Emma broke from her kiss with David and looked around.
Sally felt so embarrassed under that gaze.
Emma slid off David and sat on the floor at his feet. She said nothing to Sally. David stared at her coolly as Emma reached up and undid David’s board shorts. She had been thinking filthy thoughts while kissing him. She had shaken her jealousy off. It had been lightly attached anyway. She’d been thinking about the week, about Jason, Paul, Sally and David. She’d been thinking of her life and the way she lived. She’d been thinking of marriage and the way she had fallen under the yoke and of David, his need for a child, and what that meant for her. The woman she would be expected to become. Well, fuck that! David should have Sally and Sally should have David and Emma should have everyone she damn well wanted to have.
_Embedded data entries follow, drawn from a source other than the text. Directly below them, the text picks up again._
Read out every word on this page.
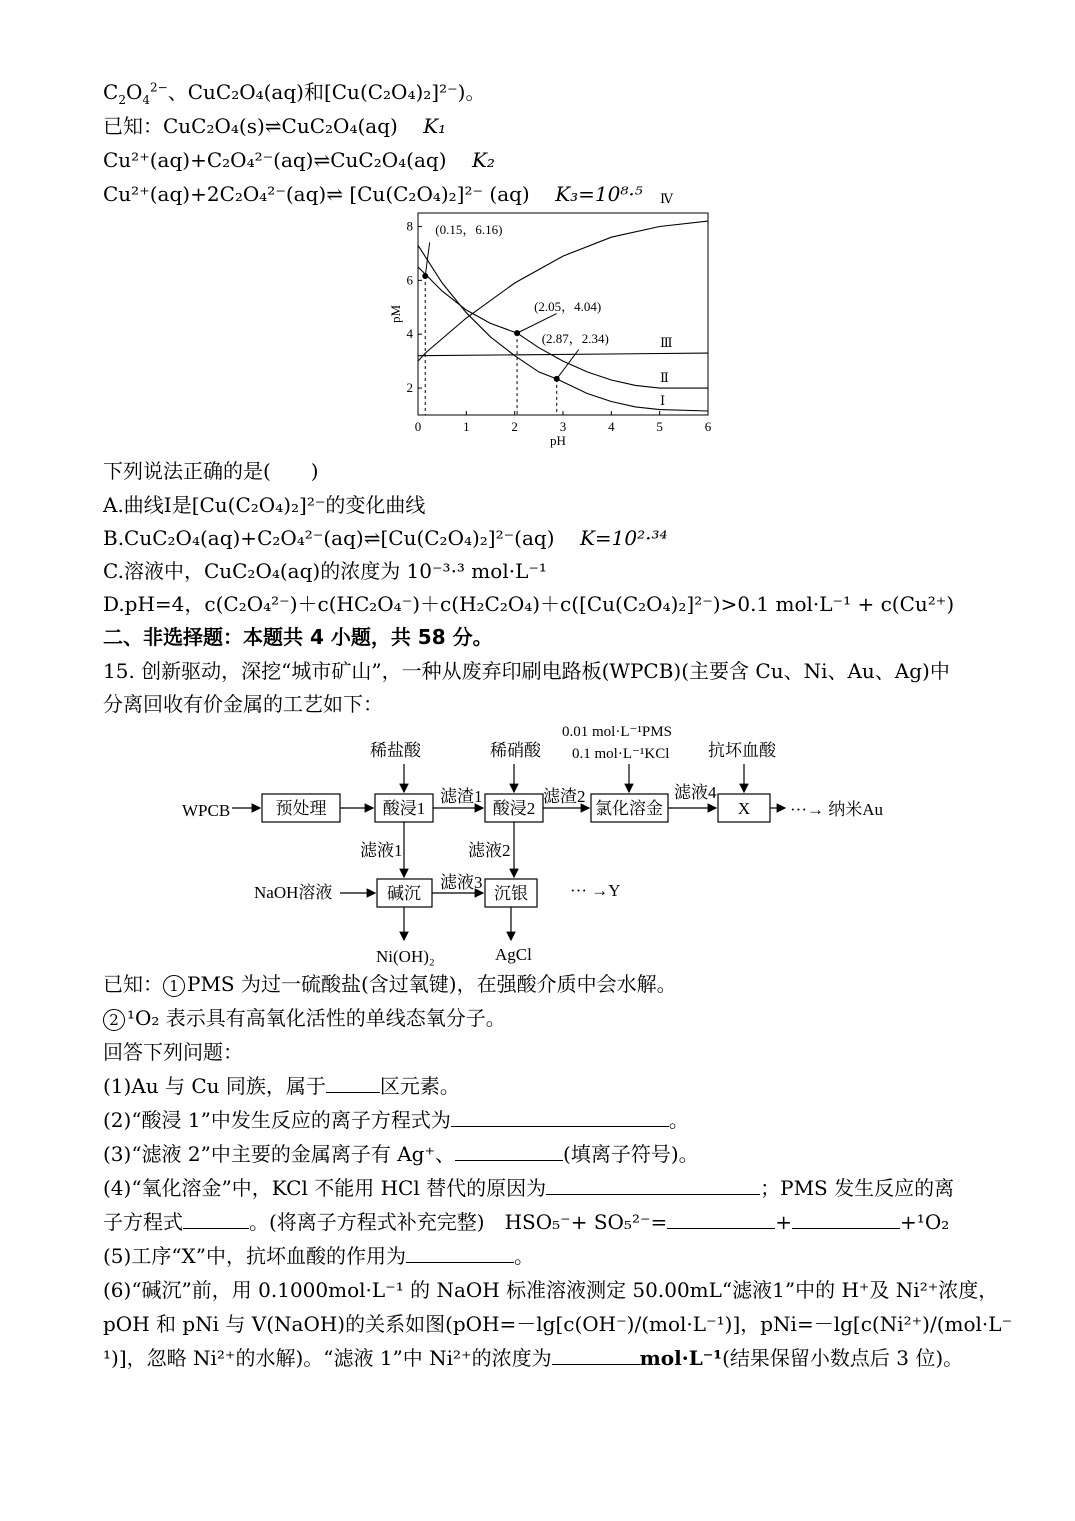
$C_2O_4^{2-}$、CuC₂O₄(aq)和[Cu(C₂O₄)₂]²⁻)。
已知：CuC₂O₄(s)⇌CuC₂O₄(aq) K₁
Cu²⁺(aq)+C₂O₄²⁻(aq)⇌CuC₂O₄(aq) K₂
Cu²⁺(aq)+2C₂O₄²⁻(aq)⇌ [Cu(C₂O₄)₂]²⁻ (aq) K₃=10⁸·⁵
0	1	2	3	4	5	6
2
4
6
8
pH
pM
Ⅰ
Ⅱ
Ⅲ
Ⅳ
(0.15，6.16)
(2.05，4.04)
(2.87，2.34)
下列说法正确的是(　　)
A.曲线Ⅰ是[Cu(C₂O₄)₂]²⁻的变化曲线
B.CuC₂O₄(aq)+C₂O₄²⁻(aq)⇌[Cu(C₂O₄)₂]²⁻(aq) K=10²·³⁴
C.溶液中，CuC₂O₄(aq)的浓度为 10⁻³·³ mol·L⁻¹
D.pH=4，c(C₂O₄²⁻)＋c(HC₂O₄⁻)＋c(H₂C₂O₄)＋c([Cu(C₂O₄)₂]²⁻)>0.1 mol·L⁻¹ + c(Cu²⁺)
二、非选择题：本题共 4 小题，共 58 分。
15. 创新驱动，深挖“城市矿山”，一种从废弃印刷电路板(WPCB)(主要含 Cu、Ni、Au、Ag)中
分离回收有价金属的工艺如下：
WPCB
稀盐酸	稀硝酸
0.01 mol·L⁻¹PMS
0.1 mol·L⁻¹KCl 抗坏血酸
滤渣1	滤渣2	滤液4
滤液1	滤液2
滤液3
NaOH溶液	··· →Y
···→ 纳米Au
Ni(OH)₂	AgCl
预处理	酸浸1	酸浸2	氯化溶金	X
碱沉	沉银
已知： 1 PMS 为过一硫酸盐(含过氧键)，在强酸介质中会水解。
2 ¹O₂ 表示具有高氧化活性的单线态氧分子。
回答下列问题：
(1)Au 与 Cu 同族，属于	区元素。
(2)“酸浸 1”中发生反应的离子方程式为	。
(3)“滤液 2”中主要的金属离子有 Ag⁺、	(填离子符号)。
(4)“氧化溶金”中，KCl 不能用 HCl 替代的原因为	；PMS 发生反应的离
子方程式	。(将离子方程式补充完整)　HSO₅⁻+ SO₅²⁻=	+	+¹O₂
(5)工序“X”中，抗坏血酸的作用为	。
(6)“碱沉”前，用 0.1000mol·L⁻¹ 的 NaOH 标准溶液测定 50.00mL“滤液1”中的 H⁺及 Ni²⁺浓度，
pOH 和 pNi 与 V(NaOH)的关系如图(pOH=－lg[c(OH⁻)/(mol·L⁻¹)]，pNi=－lg[c(Ni²⁺)/(mol·L⁻
¹)]，忽略 Ni²⁺的水解)。“滤液 1”中 Ni²⁺的浓度为	mol·L⁻¹(结果保留小数点后 3 位)。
How she hated jealousy! How she hated the bondage of love! Why should she distrust Sally? What had she to fear from that quarter? Kissing David, losing herself in his arms, with these thoughts flitting across her consciousness, she stripped herself naked again. How ashamed she was for being so angry and jealous. Emma was playful again. All could go to hell, she’d play her fiddle while Rome burned.
David’s long thick shaft felt hot in her hand. She saw David’s look of surprise and saw him glance towards Sally. But Emma wouldn’t be warned off. She wanted to have her cake and eat it too. That was her motto – wasn’t it? You married a slut, David Benson, didn’t you know?
Emma lifted herself onto her knees and brought her mouth to his cock. She swallowed him. David moaned as Sally watched, helpless. Emma wanted him to come immediately, against his will. She wanted him to be paralysed. There was no time for delicacy, there was little time for art. She stroked his cock with her tight grip. She sucked him deep and sucked him hard.